Test Anxiety
Introduction
Test anxiety is often regarded as a unique construct of anxiety. It takes place when individuals find themselves in situations that require evaluation, especially in the formal testing environments found in the education system. Individuals who exhibit test anxiety at high levels often experience a disruption of their mental processes, especially when they have to engage their minds in evaluating tasks that are demanding in nature. According to Wachelka & Katz (1999), formal academic assessment work can be very demanding to the mind. The stressing of the human mind can lead to emotional instability. As a result, test anxiety can also be described as a state of the emotions that can induce negative physiological and cognitive alterations prior, during, or after a period of examination.
Test anxiety is not an uncommon phenomenon for researchers. Many researchers have conducted a number of studies in this field. Test anxiety is a topic that has attracted a significant amount of interest by researchers who have extensively studied it over the years since the start of the 20th century, and it is viewed as a problem for children and adolescents in the educational system (Cizek & Burg, 2005; Putwain, 2008; Whitaker- Sena, Lowe, & Lee, 2007; Wren & Benson, 2004), and also adults (Holzer, Madaus, Bray, & Kehle, 2009; Lufi, Okasha, & Cohen, 2004). Early research work in this field can be traced back to the 1950s as indicated in the meta-analysis done by Hembree in 1988. His meta-analysis involved a total of 562 anxiety research reports.
Generally, the existing literature material clearly indicates that students with high test anxiety perform relatively lower as compared to with those students who exhibit lower test anxiety. This implies that the relationship between test anxiety and the performance of students is an inverse one. This can be attributed with the fact that test anxiety evokes academic stressors within the students. According to Hembree (1988) and Seipp (1991), the performance of students is adversely affected by an increase in test anxiety levels. Therefore, the interpretation and validity of evaluation results is something that necessitates immediate course of action. In any case, high levels of test anxiety inhibit young people from exploiting their full academic potential (Keogh et al. 2004). Therefore, there is an obvious need to identify that under attainment in the academic field is highly related with test anxiety.

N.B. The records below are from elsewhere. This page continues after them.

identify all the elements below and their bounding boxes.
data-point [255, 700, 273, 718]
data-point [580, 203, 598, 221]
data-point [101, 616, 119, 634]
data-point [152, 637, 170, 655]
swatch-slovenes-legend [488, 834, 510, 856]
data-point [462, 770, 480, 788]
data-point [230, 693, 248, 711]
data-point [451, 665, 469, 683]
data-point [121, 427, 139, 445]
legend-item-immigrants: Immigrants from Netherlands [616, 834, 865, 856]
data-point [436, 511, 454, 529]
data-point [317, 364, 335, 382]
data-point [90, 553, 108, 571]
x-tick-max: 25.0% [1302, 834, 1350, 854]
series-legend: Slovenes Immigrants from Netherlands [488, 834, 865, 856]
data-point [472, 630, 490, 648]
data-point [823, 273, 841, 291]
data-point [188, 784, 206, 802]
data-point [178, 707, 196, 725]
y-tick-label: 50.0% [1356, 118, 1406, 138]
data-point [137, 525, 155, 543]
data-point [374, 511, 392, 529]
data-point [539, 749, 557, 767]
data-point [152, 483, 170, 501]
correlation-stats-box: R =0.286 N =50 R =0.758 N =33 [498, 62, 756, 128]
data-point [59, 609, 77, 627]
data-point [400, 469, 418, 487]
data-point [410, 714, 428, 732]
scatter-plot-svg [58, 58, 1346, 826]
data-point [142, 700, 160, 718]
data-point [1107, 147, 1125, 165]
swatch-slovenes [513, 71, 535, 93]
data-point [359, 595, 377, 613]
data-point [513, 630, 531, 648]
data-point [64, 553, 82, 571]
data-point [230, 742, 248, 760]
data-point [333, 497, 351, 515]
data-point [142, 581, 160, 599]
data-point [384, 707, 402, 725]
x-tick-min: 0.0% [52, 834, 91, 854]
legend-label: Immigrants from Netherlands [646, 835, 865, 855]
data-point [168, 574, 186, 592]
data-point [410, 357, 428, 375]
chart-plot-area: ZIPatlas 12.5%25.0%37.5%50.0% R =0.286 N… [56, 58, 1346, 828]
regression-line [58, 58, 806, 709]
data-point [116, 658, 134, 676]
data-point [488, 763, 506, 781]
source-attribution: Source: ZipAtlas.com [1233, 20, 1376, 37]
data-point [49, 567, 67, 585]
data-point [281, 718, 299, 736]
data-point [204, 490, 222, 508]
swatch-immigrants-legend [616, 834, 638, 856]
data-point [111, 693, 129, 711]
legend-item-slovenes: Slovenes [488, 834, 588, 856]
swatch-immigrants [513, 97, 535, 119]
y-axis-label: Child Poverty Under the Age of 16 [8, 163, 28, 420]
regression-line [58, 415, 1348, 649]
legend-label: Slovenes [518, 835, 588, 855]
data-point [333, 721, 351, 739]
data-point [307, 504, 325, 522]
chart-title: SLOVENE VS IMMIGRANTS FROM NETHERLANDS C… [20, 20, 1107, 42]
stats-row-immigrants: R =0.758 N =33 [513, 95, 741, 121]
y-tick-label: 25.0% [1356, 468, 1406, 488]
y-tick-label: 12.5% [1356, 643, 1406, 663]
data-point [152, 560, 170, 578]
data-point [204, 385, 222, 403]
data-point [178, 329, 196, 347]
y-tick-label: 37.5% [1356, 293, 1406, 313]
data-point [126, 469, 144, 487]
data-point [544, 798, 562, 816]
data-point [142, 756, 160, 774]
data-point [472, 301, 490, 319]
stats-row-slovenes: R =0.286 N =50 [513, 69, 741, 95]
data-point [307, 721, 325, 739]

Past laboratory research experiments conducted by Waugh, Panage, Mends & Gotlib (2010), identified that impending and actual tasks on speaking publicly are enough to cause significant amount of stress to the cardiovascular system. Students who were forced to deliver speeches as part of the requirements of their university courses were observed to experience high levels of cardiovascular activation. These students underwent high test anxiety that were caused by academic stressors. However, past laboratory research has neither analyzed cardiovascular changes resulting from a number of naturally arising academic stressors nor examined how these responses caused by individual variations in test anxiety. Although a significant amount of research has focused on cardiovascular variations under standardized laboratory environments, current focus is on the natural causes of test anxiety among students.

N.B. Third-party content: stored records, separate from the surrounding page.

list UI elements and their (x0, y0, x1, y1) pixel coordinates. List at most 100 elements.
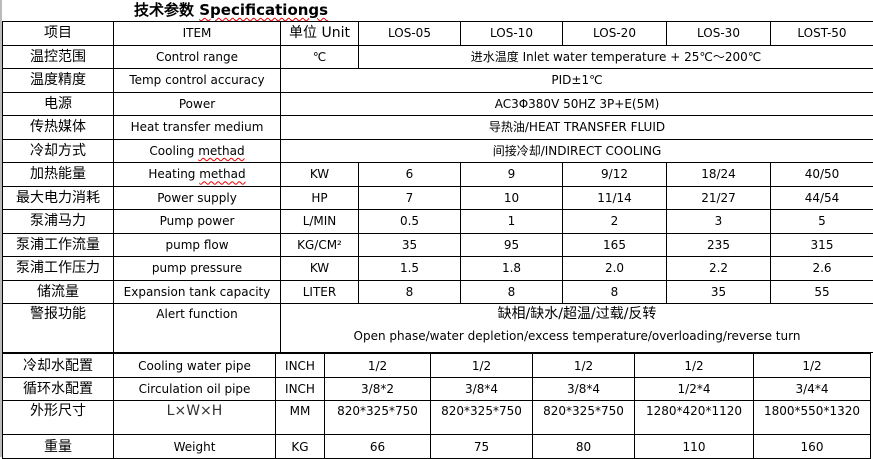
page-title: 技术参数 Specificationgs (134, 0, 328, 21)
value-cell: 1/2 (533, 354, 635, 378)
alert-en: Open phase/water depletion/excess temper… (281, 329, 873, 343)
row-label-en: Power supply (114, 186, 281, 210)
unit-cell: L/MIN (281, 210, 359, 234)
value-cell: 3/8*4 (533, 378, 635, 401)
value-cell: 8 (359, 280, 461, 304)
row-label-en: Weight (114, 435, 276, 459)
value-cell: 35 (359, 233, 461, 257)
value-cell: 5 (771, 210, 873, 234)
value-cell: 235 (667, 233, 771, 257)
row-label-cn: 储流量 (3, 280, 114, 304)
header-item: ITEM (114, 22, 281, 46)
value-cell: 1/2 (754, 354, 871, 378)
value-cell: 820*325*750 (533, 401, 635, 435)
value-cell: 21/27 (667, 186, 771, 210)
row-label-cn: 冷却方式 (3, 139, 114, 163)
row-label-en: Heating methad (114, 163, 281, 187)
value-cell: 2 (563, 210, 667, 234)
row-label-cn: 温度精度 (3, 69, 114, 93)
value-cell: 9/12 (563, 163, 667, 187)
row-label-en: pump pressure (114, 257, 281, 281)
value-cell: 9 (461, 163, 563, 187)
value-cell: 55 (771, 280, 873, 304)
row-label-en: Temp control accuracy (114, 69, 281, 93)
unit-cell: HP (281, 186, 359, 210)
value-cell: 0.5 (359, 210, 461, 234)
value-cell: 1280*420*1120 (635, 401, 754, 435)
header-model: LOS-20 (563, 22, 667, 46)
row-label-cn: 泵浦工作压力 (3, 257, 114, 281)
value-cell: 2.2 (667, 257, 771, 281)
value-cell: 95 (461, 233, 563, 257)
value-cell: 75 (431, 435, 533, 459)
unit-cell: LITER (281, 280, 359, 304)
value-cell: 2.6 (771, 257, 873, 281)
row-label-cn: 传热媒体 (3, 116, 114, 140)
unit-cell: ℃ (281, 45, 359, 69)
value-cell: 10 (461, 186, 563, 210)
value-cell: 80 (533, 435, 635, 459)
alert-cn: 缺相/缺水/超温/过载/反转 (281, 307, 873, 321)
row-label-en: Control range (114, 45, 281, 69)
row-label-en: Power (114, 92, 281, 116)
row-label-en: L×W×H (114, 401, 276, 435)
value-cell: 1/2 (325, 354, 431, 378)
unit-cell: KW (281, 163, 359, 187)
unit-cell: KG/CM² (281, 233, 359, 257)
row-label-cn: 泵浦工作流量 (3, 233, 114, 257)
row-label-en: pump flow (114, 233, 281, 257)
header-model: LOS-10 (461, 22, 563, 46)
value-cell: 1/2*4 (635, 378, 754, 401)
header-cn: 项目 (3, 22, 114, 46)
row-label-en: Cooling water pipe (114, 354, 276, 378)
label-part-misspelled: methad (198, 144, 244, 158)
value-cell: 11/14 (563, 186, 667, 210)
value-cell: 110 (635, 435, 754, 459)
header-model: LOST-50 (771, 22, 873, 46)
header-model: LOS-30 (667, 22, 771, 46)
value-cell: 35 (667, 280, 771, 304)
row-label-cn: 警报功能 (3, 304, 114, 353)
merged-value: PID±1℃ (281, 69, 873, 93)
value-cell: 3/8*4 (431, 378, 533, 401)
unit-cell: MM (276, 401, 325, 435)
unit-cell: KW (281, 257, 359, 281)
value-cell: 7 (359, 186, 461, 210)
row-label-cn: 重量 (3, 435, 114, 459)
row-label-cn: 最大电力消耗 (3, 186, 114, 210)
unit-cell: INCH (276, 378, 325, 401)
value-cell: 66 (325, 435, 431, 459)
label-part: Cooling (149, 144, 198, 158)
merged-value: 间接冷却/INDIRECT COOLING (281, 139, 873, 163)
value-cell: 165 (563, 233, 667, 257)
row-label-en: Heat transfer medium (114, 116, 281, 140)
row-label-en: Expansion tank capacity (114, 280, 281, 304)
value-cell: 820*325*750 (431, 401, 533, 435)
value-cell: 3 (667, 210, 771, 234)
row-label-cn: 循环水配置 (3, 378, 114, 401)
row-label-cn: 泵浦马力 (3, 210, 114, 234)
value-cell: 44/54 (771, 186, 873, 210)
value-cell: 315 (771, 233, 873, 257)
row-label-en: Cooling methad (114, 139, 281, 163)
value-cell: 2.0 (563, 257, 667, 281)
row-label-cn: 冷却水配置 (3, 354, 114, 378)
row-label-cn: 外形尺寸 (3, 401, 114, 435)
value-cell: 160 (754, 435, 871, 459)
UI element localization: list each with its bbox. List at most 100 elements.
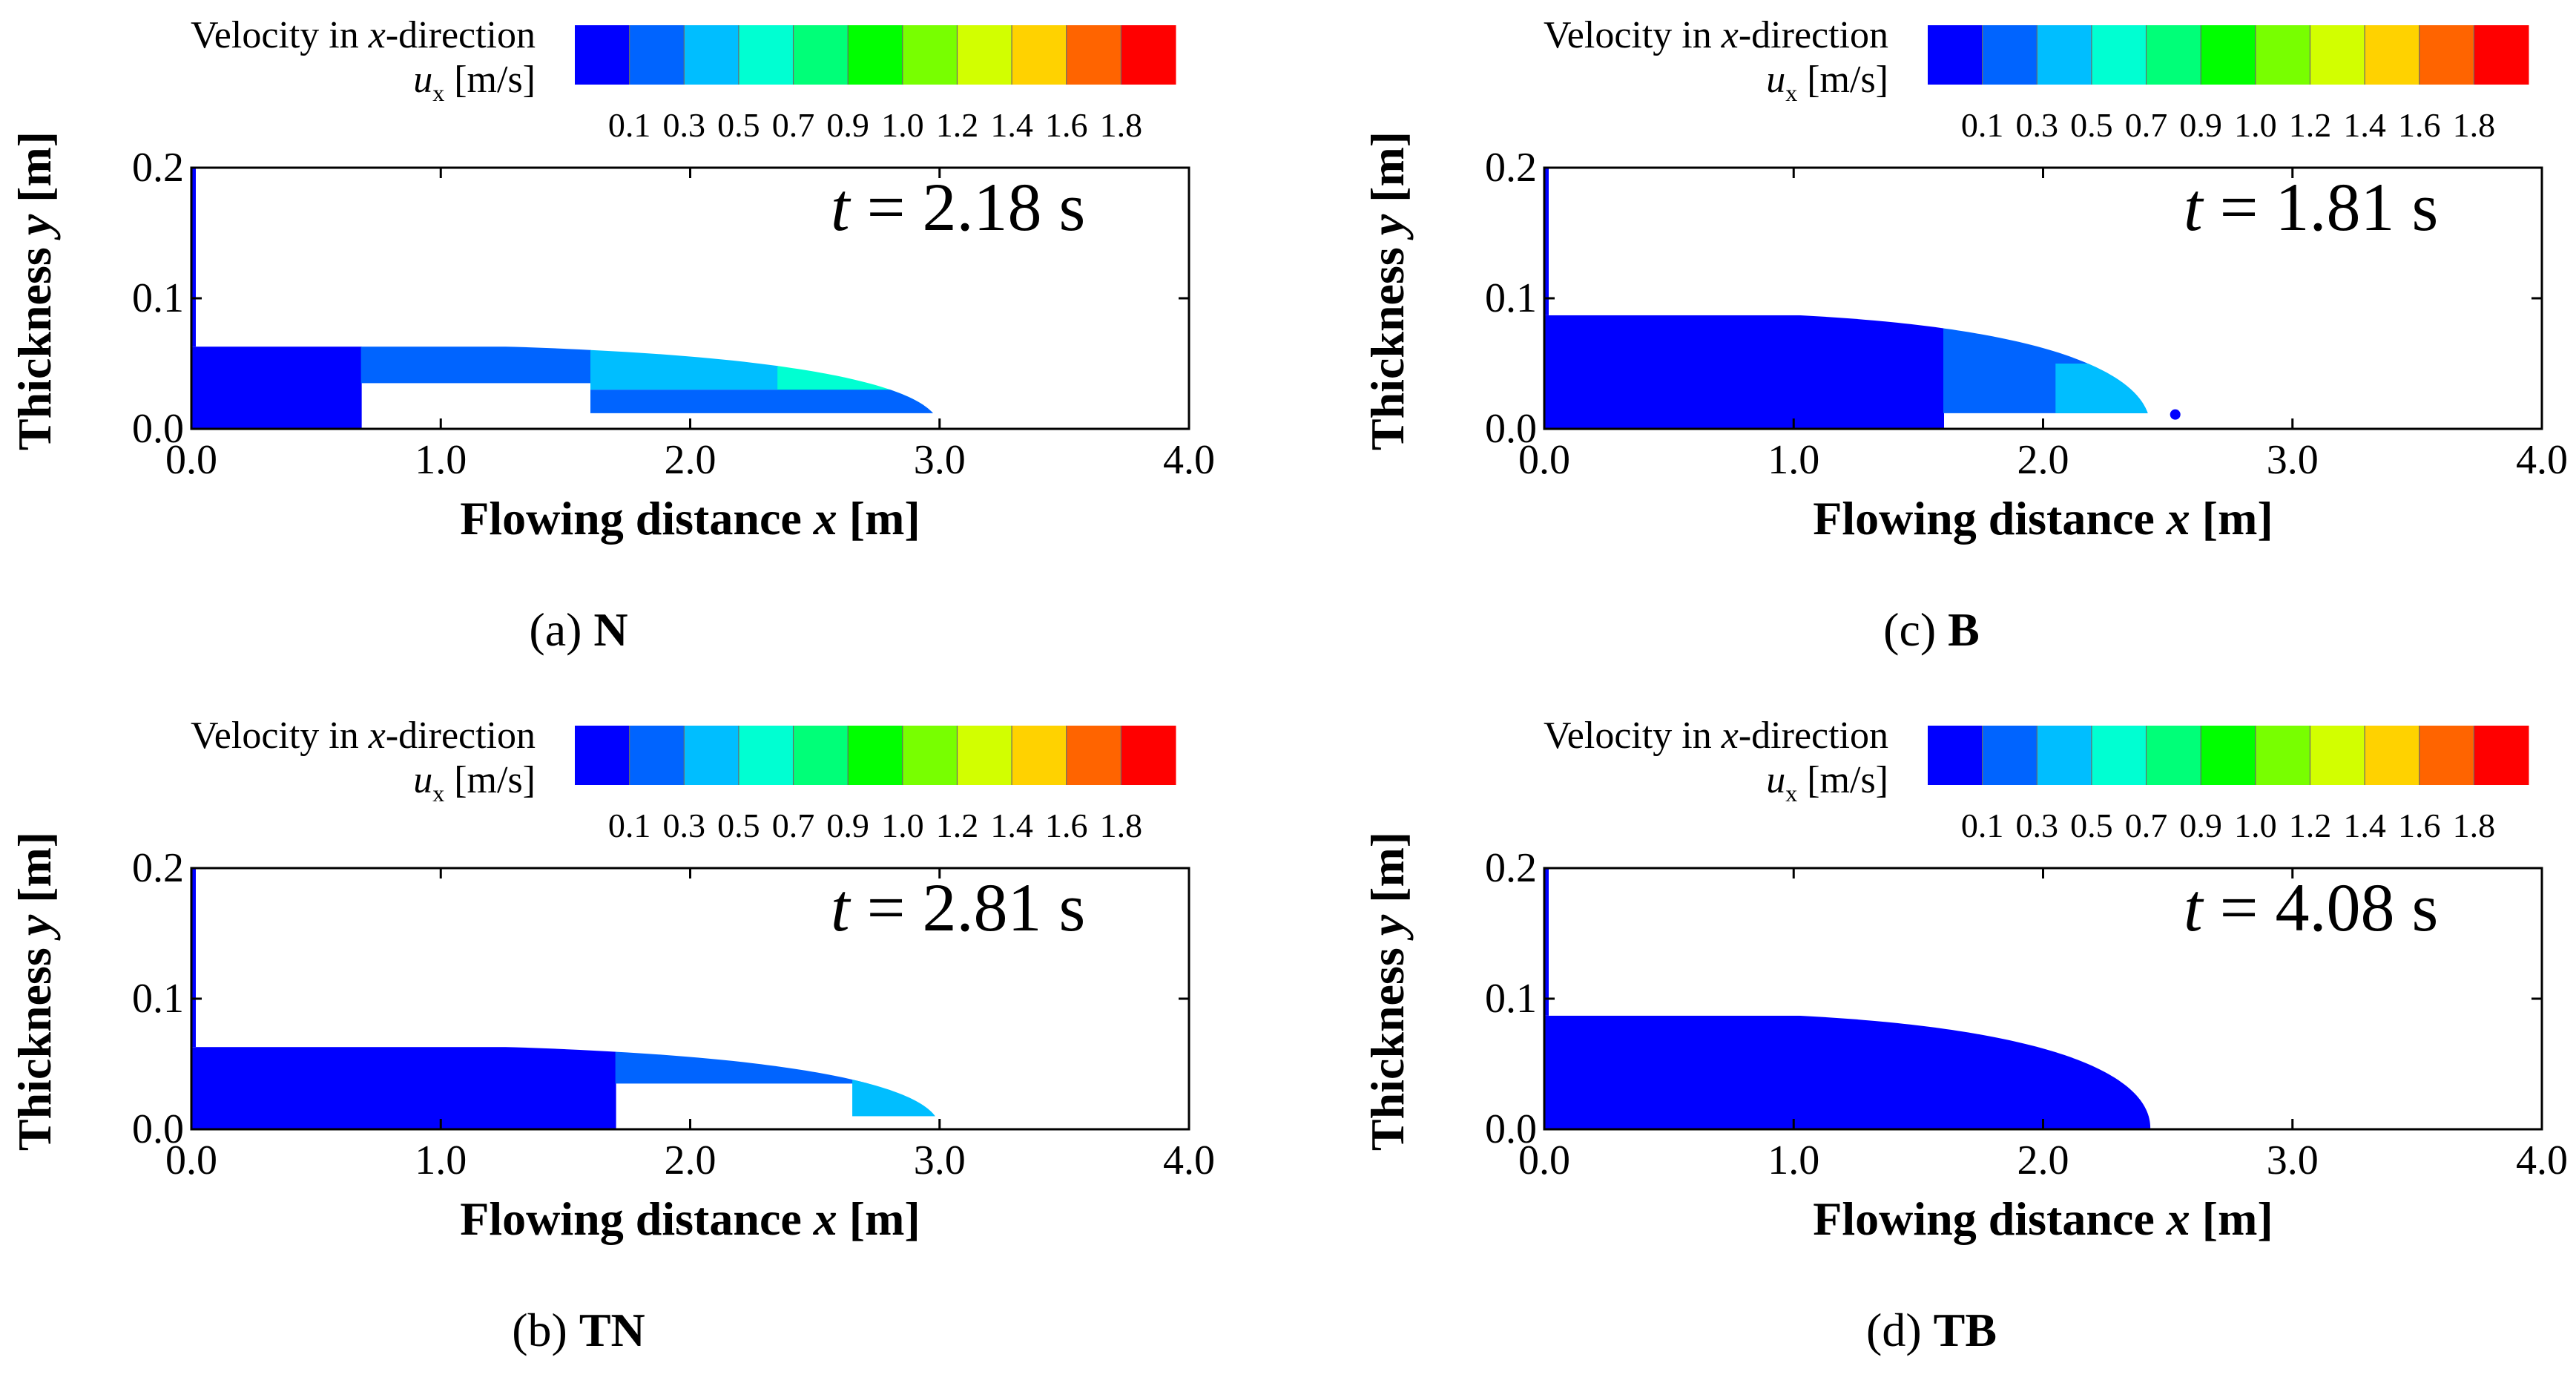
colorbar-segment	[848, 726, 903, 785]
colorbar-unit-text: [m/s]	[444, 759, 536, 801]
colorbar-title-text: -direction	[1739, 715, 1888, 757]
colorbar-segment	[2255, 25, 2310, 85]
colorbar-tick-label: 1.8	[1100, 807, 1143, 844]
x-tick-label: 3.0	[914, 1137, 966, 1183]
colorbar-unit-sub: x	[1785, 79, 1797, 106]
panel-caption-label: (b)	[512, 1304, 567, 1356]
x-tick-label: 0.0	[1518, 437, 1570, 483]
colorbar-unit-var: u	[1766, 59, 1785, 101]
colorbar-unit-var: u	[413, 759, 432, 801]
x-axis-label-text: Flowing distance	[1813, 492, 2166, 545]
x-tick-label: 0.0	[165, 1137, 217, 1183]
colorbar-tick-label: 0.3	[663, 807, 706, 844]
x-axis-label-var: x	[813, 1192, 837, 1245]
x-tick-label: 4.0	[2516, 1137, 2568, 1183]
x-tick-label: 3.0	[914, 437, 966, 483]
time-annotation: t = 2.81 s	[831, 870, 1085, 945]
time-value: = 2.18 s	[867, 169, 1086, 245]
colorbar-tick-label: 0.7	[2125, 807, 2168, 844]
colorbar-segment	[2419, 726, 2474, 785]
colorbar-tick-label: 0.1	[1961, 106, 2004, 144]
y-tick-label: 0.2	[132, 845, 184, 891]
particle-dot	[2170, 409, 2181, 420]
y-axis-label-text: Thickness	[8, 235, 61, 450]
y-tick-label: 0.1	[1485, 976, 1537, 1022]
x-tick-label: 1.0	[415, 1137, 467, 1183]
colorbar-segment	[902, 726, 958, 785]
colorbar-title-line2: ux [m/s]	[1766, 759, 1888, 807]
time-value: = 1.81 s	[2220, 169, 2439, 245]
y-axis-label: Thickness y [m]	[1361, 131, 1414, 450]
y-axis-label-unit: [m]	[8, 832, 61, 915]
colorbar-title-var: x	[1721, 14, 1739, 56]
colorbar-tick-label: 1.8	[2453, 106, 2496, 144]
velocity-zone	[1544, 1015, 2151, 1129]
colorbar-segment	[1928, 726, 1983, 785]
colorbar-segment	[2037, 726, 2092, 785]
colorbar-segment	[2310, 726, 2365, 785]
flow-body	[191, 1047, 940, 1129]
colorbar-segment	[2201, 726, 2256, 785]
panel-caption-space	[567, 1304, 579, 1356]
x-tick-label: 2.0	[2017, 437, 2069, 483]
y-axis-label-unit: [m]	[1361, 832, 1414, 915]
colorbar-title-line1: Velocity in x-direction	[1544, 715, 1888, 757]
x-tick-label: 4.0	[1163, 437, 1215, 483]
colorbar-unit-text: [m/s]	[1797, 759, 1888, 801]
colorbar-tick-label: 1.2	[936, 106, 979, 144]
colorbar-unit-text: [m/s]	[444, 59, 536, 101]
x-axis-label: Flowing distance x [m]	[1813, 1192, 2273, 1245]
time-space	[850, 169, 867, 245]
x-axis-label-unit: [m]	[2190, 492, 2273, 545]
x-tick-label: 1.0	[1768, 437, 1819, 483]
x-tick-label: 4.0	[1163, 1137, 1215, 1183]
flow-body	[191, 346, 940, 429]
colorbar-segment	[1121, 25, 1176, 85]
time-annotation: t = 4.08 s	[2184, 870, 2438, 945]
gate-residue-strip	[1544, 868, 1549, 1016]
panel-caption: (d) TB	[1866, 1304, 1997, 1356]
colorbar-tick-label: 0.9	[2179, 807, 2222, 844]
colorbar-title-line2: ux [m/s]	[1766, 59, 1888, 106]
colorbar-tick-label: 1.6	[2398, 807, 2441, 844]
velocity-zone	[852, 1070, 940, 1117]
x-tick-label: 2.0	[665, 1137, 717, 1183]
panel-c-svg: 0.1 0.3 0.5 0.7 0.9 1.0 1.2 1.4 1.6 1.8 Velocity i…	[1361, 14, 2568, 656]
y-axis-label-unit: [m]	[1361, 131, 1414, 214]
colorbar-segment	[2365, 726, 2420, 785]
colorbar-segment	[2310, 25, 2365, 85]
time-symbol: t	[831, 169, 851, 245]
colorbar-segment	[1121, 726, 1176, 785]
y-tick-label: 0.0	[132, 1106, 184, 1152]
colorbar-unit-var: u	[1766, 759, 1785, 801]
velocity-zone	[360, 346, 591, 384]
colorbar-segment	[957, 25, 1012, 85]
colorbar-tick-label: 0.9	[2179, 106, 2222, 144]
colorbar-tick-label: 0.3	[663, 106, 706, 144]
panel-b: 0.1 0.3 0.5 0.7 0.9 1.0 1.2 1.4 1.6 1.8 Velocity i…	[0, 700, 1288, 1386]
flow-body	[1544, 315, 2151, 429]
colorbar-tick-label: 0.5	[717, 106, 760, 144]
colorbar-title-line1: Velocity in x-direction	[191, 14, 536, 56]
colorbar-tick-label: 0.1	[608, 807, 651, 844]
gate-residue-strip	[191, 168, 196, 347]
x-tick-label: 1.0	[415, 437, 467, 483]
colorbar-tick-label: 1.0	[2234, 106, 2277, 144]
time-space	[850, 870, 867, 945]
panel-caption-label: (a)	[529, 603, 582, 656]
panel-d-svg: 0.1 0.3 0.5 0.7 0.9 1.0 1.2 1.4 1.6 1.8 Velocity i…	[1361, 715, 2568, 1356]
colorbar-segment	[629, 726, 685, 785]
colorbar-tick-label: 1.2	[936, 807, 979, 844]
colorbar-tick-label: 0.7	[772, 807, 815, 844]
colorbar-title-text: Velocity in	[1544, 715, 1722, 757]
y-tick-label: 0.2	[132, 145, 184, 191]
colorbar-segment	[684, 726, 739, 785]
colorbar-tick-label: 0.1	[608, 106, 651, 144]
colorbar-segment	[2091, 726, 2147, 785]
velocity-zone	[615, 1047, 940, 1084]
time-value: = 2.81 s	[867, 870, 1086, 945]
colorbar-title-text: -direction	[386, 715, 536, 757]
colorbar-title-text: -direction	[1739, 14, 1888, 56]
x-axis-label-text: Flowing distance	[460, 1192, 813, 1245]
colorbar-segment	[2474, 25, 2529, 85]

The term ‘cardiovascular response’ is used in this research paper to refer to the variations in the DBP, SBP, and HR of an individual that arises as a result of a stressor. DBP can be described as a measure of the amount of pressure exerted on the walls of the arteries between simultaneous heartbeats, SBP is the amount of pressure exerted against the walls of the arteries when the heart is contracting, and HR is the per minute rate of the heart beat (Hugdahl, 1995). In spite of the fact that the emotional and academic implications of test anxiety remain clear, very few researchers have examined the possibility that test anxiety may play a moderating role in exacerbating cardiovascular reactions to academic stress. Furthermore, physical responses to stress can significantly lead to exhaustion of the body since they are adaptive in nature. activation of the cardiovascular system in a repetitive manner as it responds to stress, over, time, may lead to high risk of acquiring hypertension and cardiovascular disease (Brady & Matthews, 2006; Miller, Chen & Cole, 2009).

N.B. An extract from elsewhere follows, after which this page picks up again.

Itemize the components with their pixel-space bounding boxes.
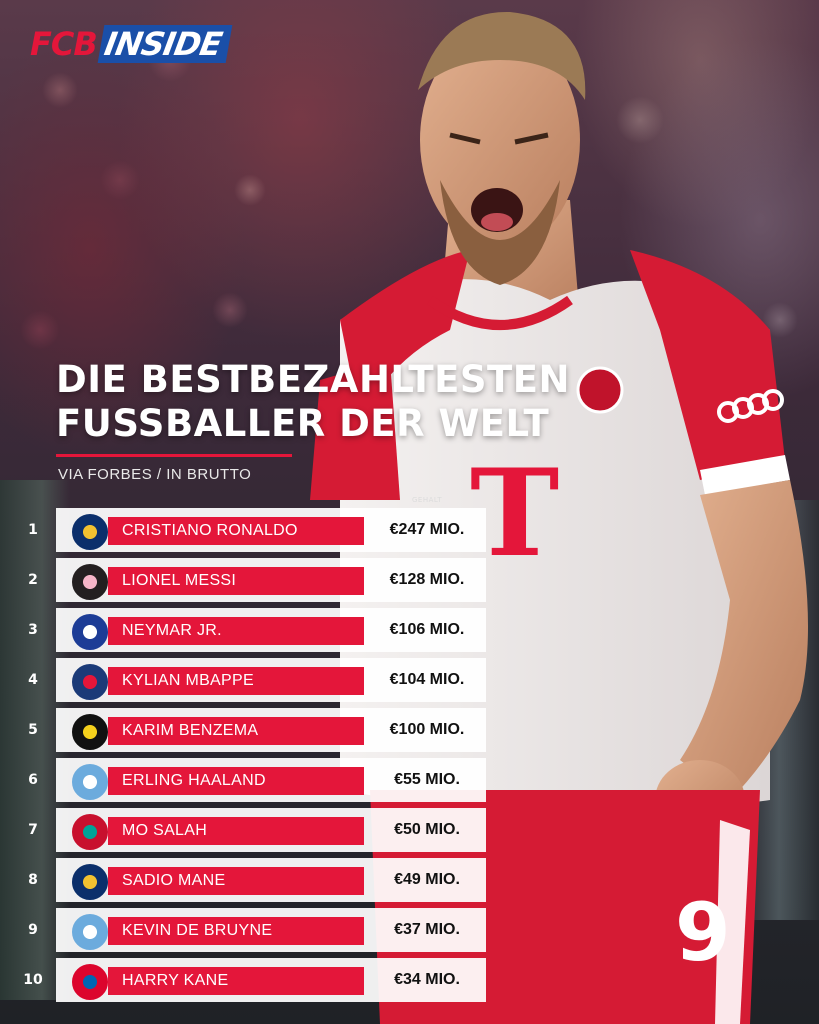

Under psychological research, two critical elements of test anxiety are typically studied. These are worry and emotionality. King et al. (2000), define worry as the apparent fear of the possible consequences of failure. Emotionality, on the other hand, refers to experiences that are negative in nature, for instance, an academic event that is stressful. Of these two elements, worry has been related to worsening performance in academic work, including bad grades. In order to achieve the objectives of this study, college level students will be used as the respondents. The ultimate objective of this research proposal will be to study if the dual concepts of worry and emotionality that occur during the process of test anxiety indeed explain the activation of the cardiovascular system during periods of academic stress.